Apesar de atualmente possuir incontáveis variações na técnica originalmente descrita, o protocolo básico da técnica de CL consiste na compactação lateral de cones acessórios, realizada por meio de um espaçador cônico de aço inox ou níquel-titânio que é introduzido sistematicamente ao lado do cone principal de guta-percha para abrir espaço para os cones acessórios.

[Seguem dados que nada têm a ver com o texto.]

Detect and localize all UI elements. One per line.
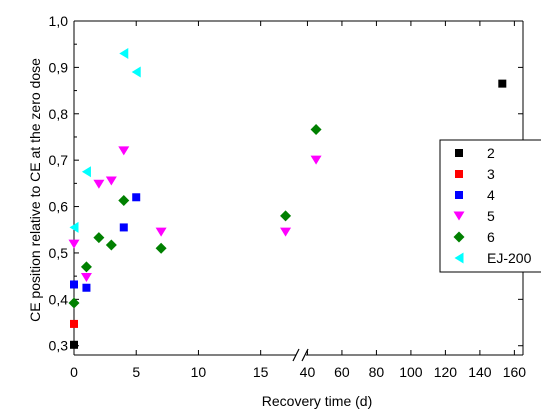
- y-tick-label: 0,7: [49, 152, 69, 168]
- y-tick-label: 1,0: [49, 13, 69, 29]
- data-point: [310, 124, 322, 136]
- y-tick-label: 0,3: [49, 338, 69, 354]
- x-tick-label: 40: [300, 364, 316, 380]
- data-point: [119, 223, 128, 232]
- series-4: [70, 193, 141, 292]
- legend-label: 3: [487, 166, 495, 182]
- y-tick-label: 0,9: [49, 59, 69, 75]
- legend-label: 5: [487, 208, 495, 224]
- data-point: [93, 179, 105, 189]
- y-tick-label: 0,4: [49, 291, 69, 307]
- y-tick-label: 0,6: [49, 199, 69, 215]
- data-point: [70, 340, 78, 349]
- data-point: [105, 239, 117, 251]
- legend-marker: [455, 191, 463, 199]
- data-point: [105, 176, 117, 186]
- data-point: [68, 239, 80, 249]
- data-point: [68, 297, 80, 309]
- legend-marker: [454, 252, 464, 264]
- legend-marker: [453, 231, 465, 243]
- x-tick-label: 0: [70, 364, 78, 380]
- legend-marker: [455, 149, 463, 157]
- data-point: [132, 193, 141, 202]
- legend-marker: [455, 170, 463, 178]
- x-tick-label: 100: [399, 364, 423, 380]
- legend-box: [439, 139, 541, 273]
- series-ej-200: [69, 47, 141, 233]
- x-axis-title: Recovery time (d): [262, 393, 372, 409]
- y-tick-label: 0,5: [49, 245, 69, 261]
- x-tick-label: 80: [369, 364, 385, 380]
- data-point: [80, 261, 92, 273]
- data-point: [118, 146, 130, 156]
- x-tick-label: 140: [468, 364, 492, 380]
- data-point: [69, 221, 79, 233]
- data-point: [119, 47, 129, 59]
- x-tick-label: 10: [191, 364, 207, 380]
- data-point: [155, 242, 167, 254]
- legend-label: 2: [487, 145, 495, 161]
- data-point: [82, 283, 91, 292]
- x-tick-label: 60: [334, 364, 350, 380]
- y-tick-label: 0,8: [49, 106, 69, 122]
- data-point: [80, 273, 92, 283]
- data-point: [81, 166, 91, 178]
- data-point: [280, 210, 292, 222]
- data-point: [93, 232, 105, 244]
- axis-break-mark: [292, 348, 300, 362]
- legend-label: 6: [487, 229, 495, 245]
- legend-label: EJ-200: [487, 250, 532, 266]
- data-point: [280, 227, 292, 237]
- data-point: [310, 155, 322, 165]
- data-point: [131, 66, 141, 78]
- data-point: [118, 195, 130, 207]
- data-point: [70, 280, 78, 289]
- x-tick-label: 160: [503, 364, 527, 380]
- series-3: [70, 319, 78, 328]
- series-5: [68, 146, 322, 283]
- x-tick-label: 15: [253, 364, 269, 380]
- y-axis-title: CE position relative to CE at the zero d…: [27, 58, 43, 322]
- x-tick-label: 5: [132, 364, 140, 380]
- x-tick-label: 120: [434, 364, 458, 380]
- data-point: [155, 227, 167, 237]
- data-point: [70, 319, 78, 328]
- data-point: [498, 79, 507, 88]
- series-2: [70, 79, 507, 349]
- legend-marker: [453, 211, 465, 221]
- series-6: [68, 124, 322, 309]
- legend-label: 4: [487, 187, 495, 203]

A ideia central da técnica baseia-se na obtenção de uma maior quantidade de guta-percha no canal objetivando, portanto, a redução na camada de cimento no canal, uma vez que os cimentos endodônticos possuem menor estabilidade dimensional em longo prazo.

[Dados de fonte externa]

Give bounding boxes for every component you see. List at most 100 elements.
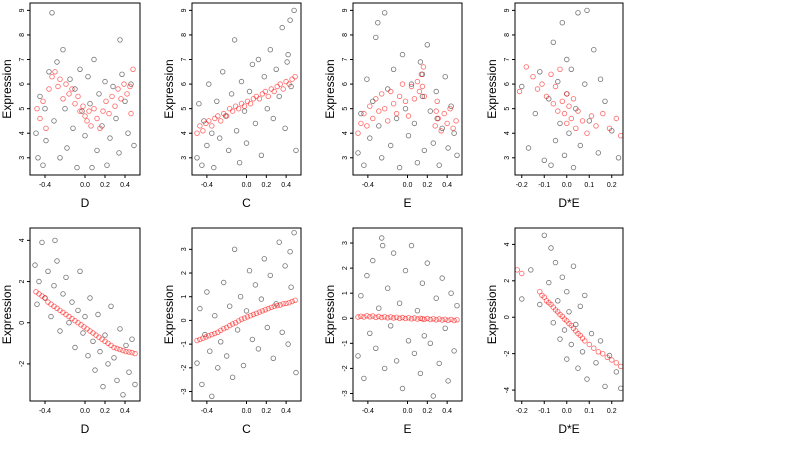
data-point [82,113,88,119]
data-point [602,383,608,390]
data-point [197,305,203,312]
data-point [418,71,425,77]
data-point [216,135,223,141]
y-tick-label: 4 [19,238,26,242]
data-point [226,322,233,329]
y-tick-label: 2 [19,280,26,284]
data-point [69,86,75,92]
x-tick-label: 0.2 [261,408,271,415]
data-point [375,20,381,26]
data-point [92,367,98,373]
data-point [256,309,263,315]
x-axis-label: D*E [558,422,579,436]
data-point [355,314,361,320]
y-tick-label: 9 [504,8,511,12]
data-point [39,239,45,246]
data-point [454,303,460,309]
x-tick-label: 0.4 [442,408,452,415]
scatter-panel-6: -0.4 0.0 0.2 0.4 -3 -2 -1 0 1 2 3 C Expression [162,227,302,436]
data-point [241,108,248,114]
series-red [34,66,136,131]
series-black [519,232,624,391]
data-point [241,315,248,321]
data-point [220,279,227,286]
data-point [282,263,288,269]
data-point [561,110,568,117]
data-point [582,292,588,299]
data-point [559,20,565,26]
data-point [442,73,448,80]
data-point [51,118,57,124]
data-point [367,103,373,109]
data-point [396,164,403,171]
data-point [214,98,220,104]
x-tick-label: 0.0 [562,408,572,415]
plot-frame [352,2,463,176]
x-axis-label: C [242,422,251,436]
data-point [588,113,595,119]
series-red [194,297,298,344]
x-axis-label: E [403,422,411,436]
y-tick-label: 3 [181,156,188,160]
data-point [441,110,447,117]
data-point [405,338,412,344]
data-point [197,336,203,343]
data-point [110,83,116,90]
data-point [259,91,266,97]
y-axis-label: Expression [485,285,499,344]
data-point [586,341,592,348]
data-point [424,315,430,322]
x-tick-label: 0.2 [100,408,110,415]
data-point [600,110,606,117]
data-point [132,381,138,388]
data-point [379,314,385,321]
data-point [209,331,215,338]
data-point [217,327,224,334]
data-point [241,103,248,109]
data-point [270,355,276,361]
data-point [235,318,242,324]
data-point [96,91,102,97]
data-point [123,348,129,355]
data-point [276,93,282,100]
series-black [519,7,622,171]
data-point [130,66,136,72]
data-point [94,115,100,122]
data-point [448,316,454,323]
data-point [364,313,370,319]
scatter-panel-7: -0.4 0.0 0.2 0.4 -3 -2 -1 0 1 2 3 E Expression [323,227,463,436]
data-point [432,123,438,129]
y-tick-label: 3 [342,156,349,160]
data-point [595,150,601,156]
data-point [559,274,565,280]
data-point [128,81,134,87]
x-tick-label: -0.1 [538,182,550,189]
data-point [199,381,205,388]
data-point [393,115,400,122]
data-point [364,76,370,82]
data-point [424,260,430,266]
data-point [537,301,543,308]
data-point [388,142,394,149]
data-point [217,339,224,345]
data-point [209,393,215,399]
x-tick-label: 0.0 [562,182,572,189]
data-point [57,76,63,82]
series-black [33,10,137,171]
data-point [238,316,245,322]
data-point [66,91,72,97]
data-point [117,326,123,332]
y-tick-label: 8 [19,33,26,37]
data-point [361,162,367,168]
scatter-panel-5: -0.4 0.0 0.2 0.4 -2 0 2 4 D Expression [0,227,141,436]
data-point [112,103,118,109]
data-point [579,349,586,355]
series-red [355,64,459,136]
data-point [209,123,215,129]
data-point [445,145,451,151]
data-point [445,317,451,323]
data-point [523,64,529,70]
data-point [385,285,391,291]
data-point [40,162,46,168]
x-axis-label: D [81,422,90,436]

No entanto, apesar de aparentemente estandardizado, existem diversos aspectos da técnica que são pouco ou mesmo não padronizados. Questões como qual deve ser a conicidade ideal do canal radicular para realização da CL que permita a maximização da guta-percha no canal radicular; qual a força adequada durante a penetração do espaçador que permita o incremento da massa de guta e ao mesmo tempo não cause trincas ou fraturas radiculares; qual o tamanho e a conicidade adequadas ao espaçador; qual o tipo de cone acessório deve ser utilizado, etc. A ausência de um padrão técnico definido implica em variações na técnica que por fim resultam apenas na geração de muitas inverdades sobre o real desempenho da mesma. Acredita-se e ensina-se mundo afora, por exemplo, que compactar a guta-percha aumenta tanto a capacidade seladora da obturação quanto o índice de sucesso clínico do tratamento endodôntico; que o uso de espaçador ajuda na redução de falhas na obturação; que a aplicação de forças leves no emprego do espaçador não promove trincas ou fraturas radiculares; e que a qualidade radiográfica da obturação é melhor após a CL.
Com base em percepções clínicas, muitas vezes apenas alicerçadas em intuições pessoais, escolas de endodontia, professores, e até mesmo fabricantes propõem a sua técnica ou variação de técnica de “melhores resultados”. Neste aula buscamos descontruir, à luz das evidências científicas, conceitos enraizados sobre o desempenho da técnica com especial enfoque em suas limitações, bem como enfatizar os riscos de causar danos irreversíveis à estrutura dentinária, tais como defeitos dentinários e/ou trincas e fraturas. Demonstramos, portanto, que o objetivo central da técnica de CL (aumentar a densidade apical de guta-percha) não é alcançado de modo previsível e seguro, o que pode indicar que a compactação da guta-percha não seja essencial na obtenção do sucesso clínico em endodontia. Ao final apresentamos uma técnica de obturação que pode se tornar em uma alternativa para o ensino endodôntico na graduação, muito mais simples, rápida e com menor curva de aprendizado, baseada na não compactação da GP, que chamamos de NCT (non-compaction technique). Como conclusão, o essencial é observar que não há evidências na literatura que demonstrem que o uso de espaçador implica no aumento da densidade apical de guta-percha modo previsível e seguro, o que coloca em cheque os objetivos da técnica e seu real papel na obtenção do sucesso clínico.